Ce point de vue est en contradiction avec les faits. En tant que collaborateur du gouvernement américain, j'ai assisté aux sommets de l'OTAN. Il n'y a pas eu d'impulsion pour faire entrer l'Ukraine dans l'OTAN. Même Dmitri Medvedev – alors président de la Russie – a déclaré en 2010 lors du sommet de l'OTAN à Lisbonne: «La menace de l'OTAN est terminée.» La Russie a même coopéré avec l'OTAN. Les faits sont désagréables pour des personnes comme John Mearsheimer – mais ce sont des faits.

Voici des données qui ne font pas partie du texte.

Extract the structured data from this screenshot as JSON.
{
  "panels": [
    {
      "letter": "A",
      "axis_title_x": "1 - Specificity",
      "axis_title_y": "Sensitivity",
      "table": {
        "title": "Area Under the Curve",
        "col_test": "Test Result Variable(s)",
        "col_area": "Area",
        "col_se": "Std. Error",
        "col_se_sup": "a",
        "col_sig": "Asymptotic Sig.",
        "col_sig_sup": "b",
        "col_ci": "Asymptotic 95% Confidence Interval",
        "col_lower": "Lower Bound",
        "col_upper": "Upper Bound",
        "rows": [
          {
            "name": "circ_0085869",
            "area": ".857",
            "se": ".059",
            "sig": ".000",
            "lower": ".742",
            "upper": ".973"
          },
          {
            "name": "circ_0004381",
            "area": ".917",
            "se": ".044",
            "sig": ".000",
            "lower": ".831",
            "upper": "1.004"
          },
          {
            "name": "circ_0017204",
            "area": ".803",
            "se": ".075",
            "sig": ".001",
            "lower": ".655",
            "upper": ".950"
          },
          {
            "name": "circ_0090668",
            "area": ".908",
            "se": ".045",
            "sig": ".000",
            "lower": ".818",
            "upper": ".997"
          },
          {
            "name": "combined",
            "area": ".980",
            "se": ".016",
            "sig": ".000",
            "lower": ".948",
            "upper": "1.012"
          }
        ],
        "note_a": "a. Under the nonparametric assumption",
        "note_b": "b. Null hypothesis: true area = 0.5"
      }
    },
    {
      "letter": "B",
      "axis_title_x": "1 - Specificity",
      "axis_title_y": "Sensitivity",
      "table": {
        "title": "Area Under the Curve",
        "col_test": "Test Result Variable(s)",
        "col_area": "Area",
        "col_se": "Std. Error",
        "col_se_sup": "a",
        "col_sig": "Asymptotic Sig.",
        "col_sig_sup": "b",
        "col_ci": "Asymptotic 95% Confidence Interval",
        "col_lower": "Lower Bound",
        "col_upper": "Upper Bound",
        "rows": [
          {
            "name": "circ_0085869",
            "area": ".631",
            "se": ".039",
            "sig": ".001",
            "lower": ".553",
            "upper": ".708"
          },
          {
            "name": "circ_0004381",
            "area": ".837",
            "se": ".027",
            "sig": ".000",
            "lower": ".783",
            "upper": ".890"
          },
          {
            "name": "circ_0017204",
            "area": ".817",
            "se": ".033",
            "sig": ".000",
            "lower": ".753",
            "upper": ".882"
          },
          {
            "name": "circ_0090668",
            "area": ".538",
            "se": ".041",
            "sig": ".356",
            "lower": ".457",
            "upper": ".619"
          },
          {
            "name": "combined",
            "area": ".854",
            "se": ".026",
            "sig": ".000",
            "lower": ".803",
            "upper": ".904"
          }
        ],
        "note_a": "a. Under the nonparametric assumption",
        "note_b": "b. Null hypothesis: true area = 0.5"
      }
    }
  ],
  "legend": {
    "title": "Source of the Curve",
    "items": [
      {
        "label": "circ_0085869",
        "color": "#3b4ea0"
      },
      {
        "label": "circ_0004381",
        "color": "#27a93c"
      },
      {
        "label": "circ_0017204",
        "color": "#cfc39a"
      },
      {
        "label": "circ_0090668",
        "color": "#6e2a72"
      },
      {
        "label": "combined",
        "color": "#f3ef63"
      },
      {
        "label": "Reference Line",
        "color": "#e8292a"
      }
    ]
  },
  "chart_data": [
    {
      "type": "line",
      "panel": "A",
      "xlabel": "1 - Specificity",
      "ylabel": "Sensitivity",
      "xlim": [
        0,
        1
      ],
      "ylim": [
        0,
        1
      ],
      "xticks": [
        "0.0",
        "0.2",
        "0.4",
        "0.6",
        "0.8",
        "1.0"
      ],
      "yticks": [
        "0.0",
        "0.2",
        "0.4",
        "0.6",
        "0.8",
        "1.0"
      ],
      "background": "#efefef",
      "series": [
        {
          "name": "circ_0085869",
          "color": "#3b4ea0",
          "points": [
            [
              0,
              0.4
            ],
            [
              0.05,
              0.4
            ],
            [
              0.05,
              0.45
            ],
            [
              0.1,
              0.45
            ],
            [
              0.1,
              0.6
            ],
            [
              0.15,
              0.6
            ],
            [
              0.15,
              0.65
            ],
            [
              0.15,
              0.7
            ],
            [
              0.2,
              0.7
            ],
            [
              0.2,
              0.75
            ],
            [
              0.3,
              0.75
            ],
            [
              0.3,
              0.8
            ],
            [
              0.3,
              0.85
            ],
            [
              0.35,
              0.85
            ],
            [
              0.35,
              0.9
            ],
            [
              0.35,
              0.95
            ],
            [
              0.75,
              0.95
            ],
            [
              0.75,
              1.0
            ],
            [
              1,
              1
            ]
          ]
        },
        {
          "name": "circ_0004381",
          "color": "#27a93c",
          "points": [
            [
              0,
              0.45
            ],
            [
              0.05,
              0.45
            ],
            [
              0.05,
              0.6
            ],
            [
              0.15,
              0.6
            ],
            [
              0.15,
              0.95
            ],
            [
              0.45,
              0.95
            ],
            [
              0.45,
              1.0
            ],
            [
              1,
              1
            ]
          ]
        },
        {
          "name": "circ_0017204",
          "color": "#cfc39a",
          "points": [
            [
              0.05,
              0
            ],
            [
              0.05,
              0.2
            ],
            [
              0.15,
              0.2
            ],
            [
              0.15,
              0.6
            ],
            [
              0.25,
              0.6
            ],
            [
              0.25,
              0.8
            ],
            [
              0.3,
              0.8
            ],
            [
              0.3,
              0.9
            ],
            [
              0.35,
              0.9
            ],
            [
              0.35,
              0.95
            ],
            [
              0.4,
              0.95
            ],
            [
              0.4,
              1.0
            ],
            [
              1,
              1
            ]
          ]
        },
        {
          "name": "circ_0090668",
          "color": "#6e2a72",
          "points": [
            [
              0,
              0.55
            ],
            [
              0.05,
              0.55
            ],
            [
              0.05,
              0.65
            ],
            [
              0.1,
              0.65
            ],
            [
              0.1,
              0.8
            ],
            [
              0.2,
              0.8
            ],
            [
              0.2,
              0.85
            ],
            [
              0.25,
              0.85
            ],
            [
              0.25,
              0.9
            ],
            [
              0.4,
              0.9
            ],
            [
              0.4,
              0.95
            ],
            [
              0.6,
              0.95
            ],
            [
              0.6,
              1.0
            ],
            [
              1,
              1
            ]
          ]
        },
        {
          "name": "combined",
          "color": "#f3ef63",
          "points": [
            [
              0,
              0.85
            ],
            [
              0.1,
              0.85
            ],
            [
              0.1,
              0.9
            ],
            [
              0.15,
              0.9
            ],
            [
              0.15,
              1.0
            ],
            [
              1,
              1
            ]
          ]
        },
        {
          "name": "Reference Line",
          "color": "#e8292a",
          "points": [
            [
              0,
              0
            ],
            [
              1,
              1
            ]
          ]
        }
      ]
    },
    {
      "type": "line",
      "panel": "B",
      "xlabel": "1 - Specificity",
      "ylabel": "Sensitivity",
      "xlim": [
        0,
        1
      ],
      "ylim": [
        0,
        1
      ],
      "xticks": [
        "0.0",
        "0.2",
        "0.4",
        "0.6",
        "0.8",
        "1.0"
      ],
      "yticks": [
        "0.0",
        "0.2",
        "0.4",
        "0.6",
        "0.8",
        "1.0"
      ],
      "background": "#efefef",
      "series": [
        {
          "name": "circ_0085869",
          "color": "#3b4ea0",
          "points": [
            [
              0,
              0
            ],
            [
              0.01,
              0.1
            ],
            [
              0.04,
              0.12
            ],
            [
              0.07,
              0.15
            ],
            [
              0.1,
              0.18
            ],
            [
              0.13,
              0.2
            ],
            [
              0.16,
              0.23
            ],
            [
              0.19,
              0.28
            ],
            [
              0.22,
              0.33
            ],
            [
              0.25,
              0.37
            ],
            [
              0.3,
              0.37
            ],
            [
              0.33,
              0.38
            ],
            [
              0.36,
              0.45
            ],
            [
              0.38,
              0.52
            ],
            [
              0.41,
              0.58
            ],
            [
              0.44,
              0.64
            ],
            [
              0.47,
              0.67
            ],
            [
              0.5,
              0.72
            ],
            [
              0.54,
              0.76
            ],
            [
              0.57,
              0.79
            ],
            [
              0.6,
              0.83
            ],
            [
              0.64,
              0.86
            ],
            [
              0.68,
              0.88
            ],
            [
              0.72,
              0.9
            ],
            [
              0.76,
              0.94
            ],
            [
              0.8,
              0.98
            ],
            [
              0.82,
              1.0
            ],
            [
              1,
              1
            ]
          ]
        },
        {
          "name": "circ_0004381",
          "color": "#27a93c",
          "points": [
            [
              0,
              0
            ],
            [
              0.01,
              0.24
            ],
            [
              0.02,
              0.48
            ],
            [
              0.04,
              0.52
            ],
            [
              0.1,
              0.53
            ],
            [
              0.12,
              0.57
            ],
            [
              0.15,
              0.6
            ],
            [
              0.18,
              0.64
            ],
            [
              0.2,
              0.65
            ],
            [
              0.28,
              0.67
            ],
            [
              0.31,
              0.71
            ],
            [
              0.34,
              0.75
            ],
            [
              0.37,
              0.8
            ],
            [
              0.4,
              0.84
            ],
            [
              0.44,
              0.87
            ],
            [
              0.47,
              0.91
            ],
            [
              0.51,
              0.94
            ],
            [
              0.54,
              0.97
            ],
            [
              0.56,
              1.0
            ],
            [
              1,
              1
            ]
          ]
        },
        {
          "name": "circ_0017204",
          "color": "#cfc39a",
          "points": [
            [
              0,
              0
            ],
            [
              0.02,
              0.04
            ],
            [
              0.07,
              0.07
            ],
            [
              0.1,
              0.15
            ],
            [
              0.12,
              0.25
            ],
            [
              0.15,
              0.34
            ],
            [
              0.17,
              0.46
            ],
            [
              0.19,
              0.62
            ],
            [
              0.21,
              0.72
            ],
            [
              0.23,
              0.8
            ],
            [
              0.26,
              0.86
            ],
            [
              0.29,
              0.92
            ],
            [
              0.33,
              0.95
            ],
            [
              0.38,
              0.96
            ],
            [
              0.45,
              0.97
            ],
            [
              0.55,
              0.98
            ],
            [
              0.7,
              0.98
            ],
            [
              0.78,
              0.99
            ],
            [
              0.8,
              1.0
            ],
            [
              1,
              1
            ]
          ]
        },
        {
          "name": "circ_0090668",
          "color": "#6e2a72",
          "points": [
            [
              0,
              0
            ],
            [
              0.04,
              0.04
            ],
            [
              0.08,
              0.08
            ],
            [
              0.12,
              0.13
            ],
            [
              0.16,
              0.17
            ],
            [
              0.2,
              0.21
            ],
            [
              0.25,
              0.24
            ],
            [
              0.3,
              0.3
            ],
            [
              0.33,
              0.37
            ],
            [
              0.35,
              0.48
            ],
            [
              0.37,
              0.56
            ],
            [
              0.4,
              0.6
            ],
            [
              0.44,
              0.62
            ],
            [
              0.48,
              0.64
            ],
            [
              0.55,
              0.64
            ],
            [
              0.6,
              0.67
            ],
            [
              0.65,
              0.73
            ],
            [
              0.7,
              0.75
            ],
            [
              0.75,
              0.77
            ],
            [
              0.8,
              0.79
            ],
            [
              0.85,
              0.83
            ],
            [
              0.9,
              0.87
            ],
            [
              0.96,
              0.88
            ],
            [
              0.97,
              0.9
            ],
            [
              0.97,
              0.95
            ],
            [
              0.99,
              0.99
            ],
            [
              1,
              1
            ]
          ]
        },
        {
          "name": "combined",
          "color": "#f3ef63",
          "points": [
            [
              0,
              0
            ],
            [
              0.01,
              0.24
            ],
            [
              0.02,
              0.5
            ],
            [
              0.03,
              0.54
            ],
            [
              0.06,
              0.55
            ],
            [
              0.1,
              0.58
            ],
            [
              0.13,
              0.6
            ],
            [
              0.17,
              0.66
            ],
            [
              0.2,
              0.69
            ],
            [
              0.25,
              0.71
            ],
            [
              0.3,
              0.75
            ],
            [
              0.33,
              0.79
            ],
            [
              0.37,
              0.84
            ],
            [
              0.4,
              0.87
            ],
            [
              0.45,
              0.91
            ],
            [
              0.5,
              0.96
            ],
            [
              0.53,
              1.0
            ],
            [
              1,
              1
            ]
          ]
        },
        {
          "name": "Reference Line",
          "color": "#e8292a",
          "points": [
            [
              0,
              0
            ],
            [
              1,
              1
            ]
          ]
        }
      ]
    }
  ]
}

Pourquoi John Mearsheimer déformerait-il les faits?
Je ne sais pas, mais ses arguments sont absurdes. Personne n'a forcé Poutine à envahir le pays. De plus, John Mearsheimer n'a pas le meilleur palmarès en matière de prédiction de l'avenir.

Que voulez-vous dire?
Après la chute de l’URSS, il prédisait que l’Europe replongerait dans la guerre – que des pays comme la France ou l’Allemagne s’affronteraient. Il a eu tort. Il a oublié de prendre en compte les régimes politiques. Les démocraties coopèrent mieux que les dictatures.

Or, les relations de l'Europe avec les Etats-Unis se sont détériorées.
Je suis déçu que le président Trump ne s'inquiète pas de l'évolution actuelle. Nous sommes engagés dans une lutte tragique entre autocraties et démocraties. Ce n'est pas seulement une question de territoire, mais de valeurs. Ce sera une bataille à long terme. Et nous ne gagnerons que si toutes les forces libérales et démocratiques se serrent les coudes.